Михай Антонеску резко повернулся и пошел к выходу. Он так поспешно покинул санитарный поезд, что даже забыл раздать сигареты, табак, бритвы и прочие заранее приготовленные подарки, которыми были набиты карманы сопровождавших его чиновников.


В бухарестских ресторанах выступали цыгане. Те, посетители, кому это было по карману, ели, пили и слушали музыку. В ночных барах отплясывали модные танцы вперемежку с вальсами, напоминающими о далеких мирных временах.

Далекое мирное время… Кто вернет его мне?


В Бухаресте в начале войны было около полутора миллионов жителей. Много было беженцев из Северной Трансильвании, которую Гитлер и Муссолини подарили венгерским фашистам. Что касается меня, то я был постоянным жителем столицы. У меня была квартира, у меня был даже собственный телефон, по которому мои друзья иногда сообщали мне последние новости, неважные новости. С каждым днем во мне все усиливалось и росло предчувствие катастрофы, к которой катилась страна. Телефонные звонки были сигналами, предвещающими эту катастрофу.
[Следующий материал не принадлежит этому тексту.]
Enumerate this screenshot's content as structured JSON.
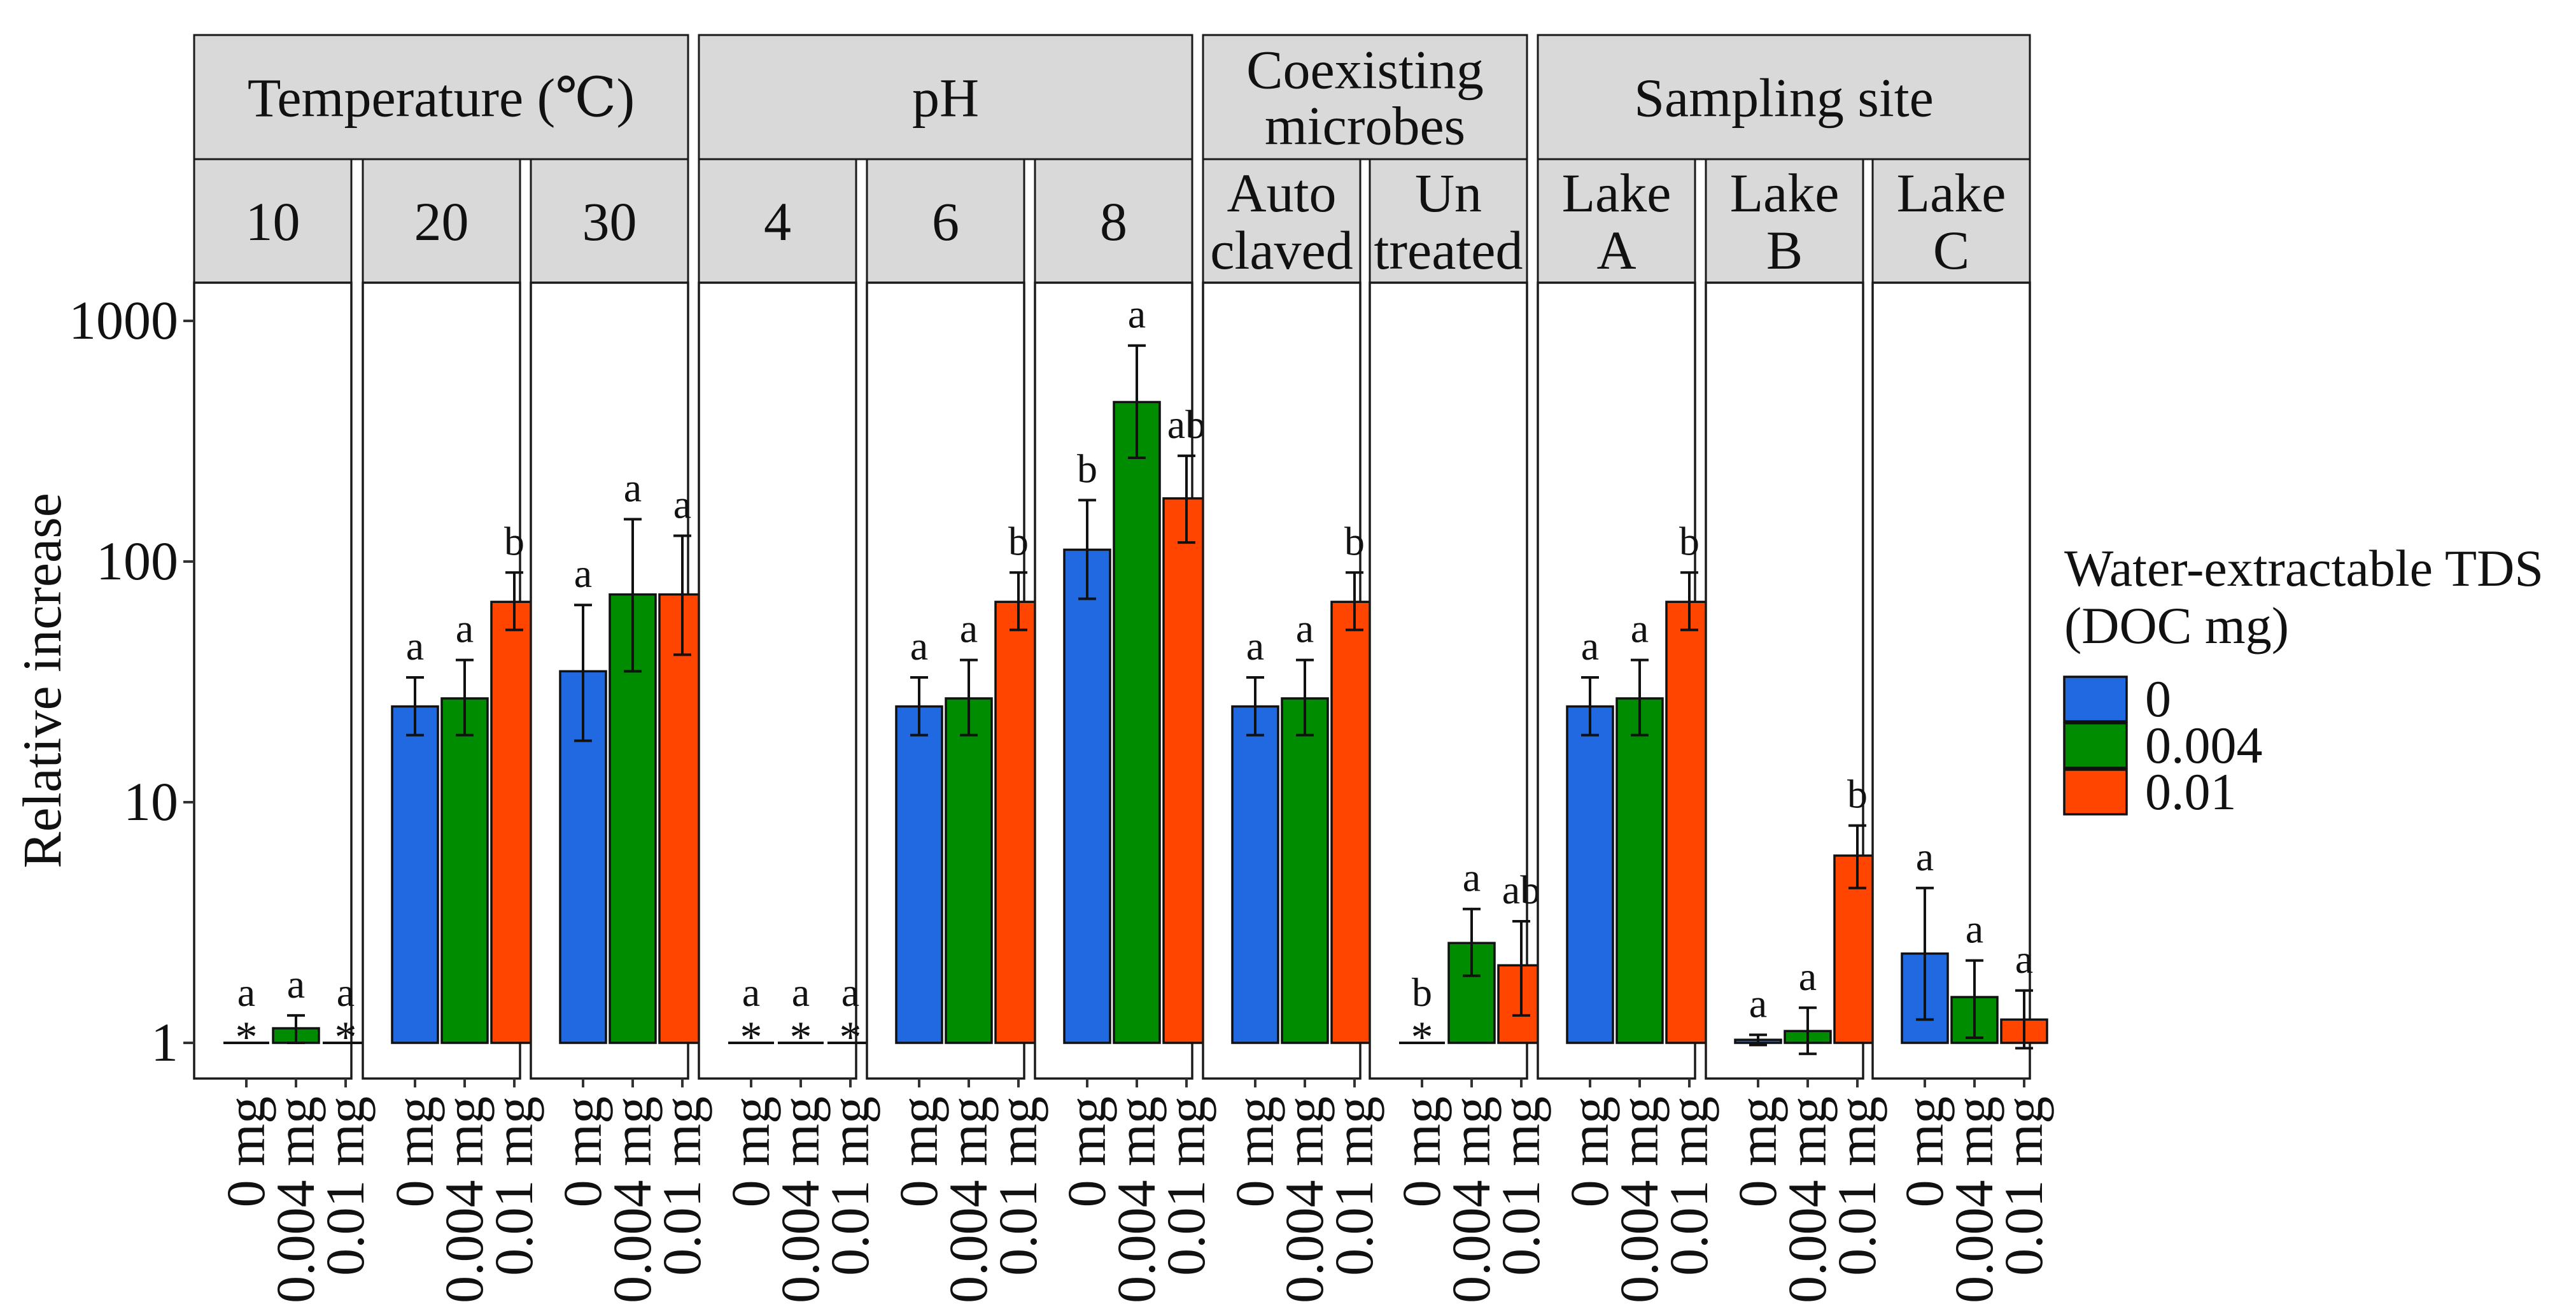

Но вот однажды мне позвонил поэт Алексис Шопрон и попросил приехать — прослушать его новую поэму. Шопрон писал мало, печатал свои произведения редко. Он был совершенно равнодушен к литературной славе. Как ни странно, этот отнюдь не тщеславный человек придавал огромное значение своей внешности. Он был известен своей элегантностью и, желая придать себе еще более изысканный вид, носил монокль. К тому же он придумал себе таинственную биографию, согласно которой он оказывался прямым потомком одного восточного принца. Словом, Шопрон был чудаком, но, безусловно, талантливым чудаком. Так как он почти никогда не приглашал своих друзей к себе, я сразу же принял его приглашение и спросил:

— А когда мне прийти?

— Если можешь, сейчас, — ответил Шопрон. — Еще и чернила не высохли на моей рукописи, но я горю желанием услышать мнение истинного ценителя. Я обратился к тебе, потому что знаю: ты человек искренний. Ты порою резок, но это как раз то, что мне нужно.

Я спросил:

— А как называется твоя поэма?

— «Грустный вальс», — ответил Шопрон. — Надо бы придумать что-нибудь получше, тем более что «Грустный вальс» есть уже у Сибелиуса. Но ничего другого мне пока в голову не пришло.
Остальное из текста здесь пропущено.